Install OShell on Windows

Oshell is coded in C#, and Windows .Net is its native running platform. Users can install Oshell very easily:

  1. Create a folder with name "Oshell"
  2. Download and save OmicsoftUpdater to "Oshell" folder
  3. In "Oshell" folder, create an empty file with name oshell.exe [note: the file extension is .exe]
  4. Double click OmicsoftUpdater.exe and all software binaries will be automatically downloaded into "Oshell" folders

Install OShell on Linux

Oshell has also been optimized in Linux by using Mono. The following libraries are required to run the full functions of Oshell.

Libgdiplus

The libgdiplus package must be installed (either using yum, apt-get, or installing from source at libgdiplus).

cd /opt
wget http://download.mono-project.com/sources/libgdiplus/libgdiplus-2.10.tar.bz2
tar  jxvf   libgdiplus-2.10.tar.bz2
cd  /opt/libgdiplus-2.10
./configure  --prefix=/opt/libgdiplus-2.10
make
make  install

If installing from source, you may need to add the "/libgdiplusPrefix/lib" to the shared library search paths, and check to make sure libgdiplus library is on the shared library search paths. To check, type

 $ ldconfig -p | grep libgdiplus
     libgdiplus.so (libc6,x86-64) => /opt/libgdiplus-2.10/lib/libgdiplus.so

Here the libgdiplus is installed at "/opt/libgdiplus" and has been set correctly. If not, one way to add it to the shared library path is by doing this (with root privilege),

 echo "/opt/libgdiplus/lib" > /etc/ld.so.conf.d/libgdiplus.conf
 ldconfig

If Unix admin does want to add libgdiplus in shared library, he/she can modify the following config file: /MonoPrefix/etc/mono/config: Add the following line at the end of the file before </configuration>

<dllmap dll="gdiplus.dll" target="/opt/libgdiplus-2.10/lib/libgdiplus.so"/>

If installing from yum, it may be necessary to additionally install the following:

yum install libungif libungif-devel
[back to top]

zlib

The zlib-devel package must be installed (either using yum, apt-get, or installing zlib from source.

other requirement

Make sure the ulimit for "max user processes" and "open files" are set to the max value: 65536. You can check the values by typing: ulimit -a.

$ ulimit -a
core file size          (blocks, -c) 0
data seg size           (kbytes, -d) unlimited
scheduling priority             (-e) 0
file size               (blocks, -f) unlimited
pending signals                 (-i) 515184
max locked memory       (kbytes, -l) 64
max memory size         (kbytes, -m) unlimited
open files                      (-n) 65536
pipe size            (512 bytes, -p) 8
POSIX message queues     (bytes, -q) 819200
real-time priority              (-r) 0
stack size              (kbytes, -s) 10240
cpu time               (seconds, -t) unlimited
max user processes              (-u) 65536
virtual memory          (kbytes, -v) unlimited
file locks                      (-x) unlimited

Modify ulimit in two config files following ulimit setup wiki.


[back to top]

Mono

We recommended to use mono 2.10.9 for NGS alignment in Linux.

  • Download Mono 2.10.9
    cd /opt
    wget -c  http://origin-download.mono-project.com/sources/mono/mono-2.10.9.tar.bz2

The bz2 file can be saved to a temporary location, e.g. ~/temp/

  • Extract and modify certificate if necessary
    tar  jxvf   mono-2.10.9.tar.bz2
    cd  /opt/mono-2.10.9

For mono 2.10.9, it is recommended to modify X509Certificate to the latest standard.

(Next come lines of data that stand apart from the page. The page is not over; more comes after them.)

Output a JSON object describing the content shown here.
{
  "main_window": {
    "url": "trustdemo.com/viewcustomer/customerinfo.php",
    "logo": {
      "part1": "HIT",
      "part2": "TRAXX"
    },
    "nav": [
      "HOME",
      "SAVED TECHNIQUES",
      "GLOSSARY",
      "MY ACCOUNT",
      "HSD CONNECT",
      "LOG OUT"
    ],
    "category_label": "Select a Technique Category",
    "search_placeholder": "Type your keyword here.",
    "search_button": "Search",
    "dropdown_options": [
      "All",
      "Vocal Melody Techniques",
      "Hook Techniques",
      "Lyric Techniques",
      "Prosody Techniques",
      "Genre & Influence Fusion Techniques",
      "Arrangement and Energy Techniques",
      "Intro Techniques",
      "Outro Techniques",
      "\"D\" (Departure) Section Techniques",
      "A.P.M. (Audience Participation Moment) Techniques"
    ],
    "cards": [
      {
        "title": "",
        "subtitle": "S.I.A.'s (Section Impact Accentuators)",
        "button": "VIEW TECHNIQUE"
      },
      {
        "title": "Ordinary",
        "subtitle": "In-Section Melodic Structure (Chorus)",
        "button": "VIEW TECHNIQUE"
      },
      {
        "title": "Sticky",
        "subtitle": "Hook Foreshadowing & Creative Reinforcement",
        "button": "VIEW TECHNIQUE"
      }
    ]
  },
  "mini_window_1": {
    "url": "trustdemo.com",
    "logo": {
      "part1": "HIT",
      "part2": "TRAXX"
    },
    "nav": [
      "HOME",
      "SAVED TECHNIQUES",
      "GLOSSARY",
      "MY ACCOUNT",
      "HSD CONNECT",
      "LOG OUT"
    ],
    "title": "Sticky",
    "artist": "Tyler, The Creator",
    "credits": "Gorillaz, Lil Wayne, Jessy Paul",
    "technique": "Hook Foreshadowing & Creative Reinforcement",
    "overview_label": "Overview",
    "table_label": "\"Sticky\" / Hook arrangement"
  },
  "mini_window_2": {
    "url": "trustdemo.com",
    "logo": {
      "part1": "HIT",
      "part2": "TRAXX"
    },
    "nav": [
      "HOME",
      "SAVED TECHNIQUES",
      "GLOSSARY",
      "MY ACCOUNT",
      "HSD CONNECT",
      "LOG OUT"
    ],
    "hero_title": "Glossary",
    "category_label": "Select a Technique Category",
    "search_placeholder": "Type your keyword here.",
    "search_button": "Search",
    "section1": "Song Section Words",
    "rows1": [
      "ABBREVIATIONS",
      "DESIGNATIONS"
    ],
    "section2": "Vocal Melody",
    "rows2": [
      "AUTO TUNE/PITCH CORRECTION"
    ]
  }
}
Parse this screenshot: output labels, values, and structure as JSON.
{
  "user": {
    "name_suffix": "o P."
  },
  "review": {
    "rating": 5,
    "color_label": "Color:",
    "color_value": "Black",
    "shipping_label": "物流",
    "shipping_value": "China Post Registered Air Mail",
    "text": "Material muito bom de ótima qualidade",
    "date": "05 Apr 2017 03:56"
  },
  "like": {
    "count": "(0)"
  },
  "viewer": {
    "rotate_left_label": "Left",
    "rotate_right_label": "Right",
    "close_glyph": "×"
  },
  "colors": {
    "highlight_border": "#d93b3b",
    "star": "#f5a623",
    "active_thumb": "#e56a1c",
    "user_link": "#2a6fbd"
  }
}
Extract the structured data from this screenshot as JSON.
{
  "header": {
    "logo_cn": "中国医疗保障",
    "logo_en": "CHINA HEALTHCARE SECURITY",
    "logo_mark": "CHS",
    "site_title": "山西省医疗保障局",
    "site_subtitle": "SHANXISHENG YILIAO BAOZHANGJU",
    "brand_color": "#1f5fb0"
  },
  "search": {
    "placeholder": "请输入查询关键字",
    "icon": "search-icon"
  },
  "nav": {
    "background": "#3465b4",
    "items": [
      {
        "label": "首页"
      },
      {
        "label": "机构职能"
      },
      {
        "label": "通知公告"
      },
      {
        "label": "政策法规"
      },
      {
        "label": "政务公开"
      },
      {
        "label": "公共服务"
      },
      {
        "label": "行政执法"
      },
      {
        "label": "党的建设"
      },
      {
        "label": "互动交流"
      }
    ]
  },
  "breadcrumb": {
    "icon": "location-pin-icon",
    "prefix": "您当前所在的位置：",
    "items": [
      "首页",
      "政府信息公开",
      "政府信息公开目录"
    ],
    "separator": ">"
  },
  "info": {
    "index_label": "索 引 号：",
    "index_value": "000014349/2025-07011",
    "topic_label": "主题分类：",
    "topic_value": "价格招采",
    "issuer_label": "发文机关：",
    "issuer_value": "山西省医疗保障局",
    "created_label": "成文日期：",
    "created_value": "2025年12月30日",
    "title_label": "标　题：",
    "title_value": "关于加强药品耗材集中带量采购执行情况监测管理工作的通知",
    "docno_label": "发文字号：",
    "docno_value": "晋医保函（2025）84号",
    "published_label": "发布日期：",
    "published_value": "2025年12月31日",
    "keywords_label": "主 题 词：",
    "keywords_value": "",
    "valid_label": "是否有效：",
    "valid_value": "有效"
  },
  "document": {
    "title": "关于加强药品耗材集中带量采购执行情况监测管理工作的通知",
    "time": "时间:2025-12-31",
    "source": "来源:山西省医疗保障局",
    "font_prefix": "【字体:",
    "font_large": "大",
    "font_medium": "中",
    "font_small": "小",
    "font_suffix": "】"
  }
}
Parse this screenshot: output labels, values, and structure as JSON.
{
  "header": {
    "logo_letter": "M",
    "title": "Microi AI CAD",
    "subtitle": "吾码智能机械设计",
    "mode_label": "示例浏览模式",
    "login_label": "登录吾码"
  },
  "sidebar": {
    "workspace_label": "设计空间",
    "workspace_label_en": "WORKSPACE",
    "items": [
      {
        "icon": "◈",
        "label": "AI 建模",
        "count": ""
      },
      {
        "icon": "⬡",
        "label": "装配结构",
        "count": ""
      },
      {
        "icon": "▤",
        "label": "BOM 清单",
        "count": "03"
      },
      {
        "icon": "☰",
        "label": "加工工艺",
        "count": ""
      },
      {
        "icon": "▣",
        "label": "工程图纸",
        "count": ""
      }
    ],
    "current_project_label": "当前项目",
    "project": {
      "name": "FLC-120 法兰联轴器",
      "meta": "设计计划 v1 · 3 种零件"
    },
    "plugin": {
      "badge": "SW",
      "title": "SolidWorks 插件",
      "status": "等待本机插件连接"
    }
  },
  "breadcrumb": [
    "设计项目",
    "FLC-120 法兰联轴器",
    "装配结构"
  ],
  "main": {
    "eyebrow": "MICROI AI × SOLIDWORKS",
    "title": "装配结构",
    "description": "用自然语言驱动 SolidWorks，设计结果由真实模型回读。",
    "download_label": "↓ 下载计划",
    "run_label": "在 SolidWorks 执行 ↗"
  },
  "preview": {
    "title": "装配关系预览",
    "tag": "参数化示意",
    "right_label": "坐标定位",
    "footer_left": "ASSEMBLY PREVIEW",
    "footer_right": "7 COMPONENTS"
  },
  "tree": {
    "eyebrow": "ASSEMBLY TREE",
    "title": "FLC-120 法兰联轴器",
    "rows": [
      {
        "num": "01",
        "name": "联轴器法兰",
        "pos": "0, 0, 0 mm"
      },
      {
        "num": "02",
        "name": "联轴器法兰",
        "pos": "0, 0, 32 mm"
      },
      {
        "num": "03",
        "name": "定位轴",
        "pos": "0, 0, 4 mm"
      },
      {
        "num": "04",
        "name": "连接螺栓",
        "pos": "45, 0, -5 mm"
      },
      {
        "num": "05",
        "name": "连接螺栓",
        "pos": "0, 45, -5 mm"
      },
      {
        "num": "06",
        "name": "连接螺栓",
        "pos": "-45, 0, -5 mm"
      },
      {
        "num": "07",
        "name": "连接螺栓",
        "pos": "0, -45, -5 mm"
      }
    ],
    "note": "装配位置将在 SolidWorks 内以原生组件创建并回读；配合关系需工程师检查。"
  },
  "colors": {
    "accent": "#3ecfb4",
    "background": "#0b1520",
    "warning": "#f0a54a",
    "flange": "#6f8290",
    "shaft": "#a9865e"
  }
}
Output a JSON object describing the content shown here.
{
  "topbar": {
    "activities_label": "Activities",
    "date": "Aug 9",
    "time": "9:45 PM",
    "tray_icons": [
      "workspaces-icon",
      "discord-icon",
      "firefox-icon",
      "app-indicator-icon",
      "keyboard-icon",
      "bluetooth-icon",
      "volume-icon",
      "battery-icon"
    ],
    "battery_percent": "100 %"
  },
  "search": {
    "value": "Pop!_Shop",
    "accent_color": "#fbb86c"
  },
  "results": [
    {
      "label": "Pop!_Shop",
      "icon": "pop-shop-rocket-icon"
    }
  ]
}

  • Compile and install. On the command line, type
    cd  /opt/mono-2.10.9
    ./configure  --prefix=/opt/mono-2.10.9 --with-large-heap=yes
    make
    make  install

Note:

  • The location of mono installed is set by the option "--prefix" in the configure step, which can be changed to another location.
  • The option --with-large-heap=yes is to enable support for GC heaps larger than 3gb, which is required for NGS alignment, as well as some Array Server functions)

Double check mono installation and version

ls /opt/mono-2.10.9/bin/mono* -all
/opt/mono-2.10.9/bin/mono --version
/opt/mono-2.10.9/bin/mono-sgen --version
[back to top]

Install Oshell

Assume mono (version 2.10.9) has been installed in /opt/mono-2.10.9/. Here we install oshell in the home directory.

mkdir ~/oshell
cd ~/oshell
wget -c  http://omicsoft.com/software_update/OmicsoftUpdater.exe
touch oshell.exe
/opt/mono-2.10.9/bin/mono OmicsoftUpdater.exe

Install OShell on Mac

Oshell is not officially supported in Mac. It may have some issue when running heavy jobs such as alignment. It should work well for Land R API.

Oshell in Mac also relies on Mono. Besides steps above for Linux, here are some tips from our user (Thanks Mike).

sqlite3 and zlib through homebrew

Install homebrew (http://brew.sh), then:

brew install sqlite3
brew install zlib

Mono and Oshell

Same as Linux installation.

Pleas also set ulimit as suggested above.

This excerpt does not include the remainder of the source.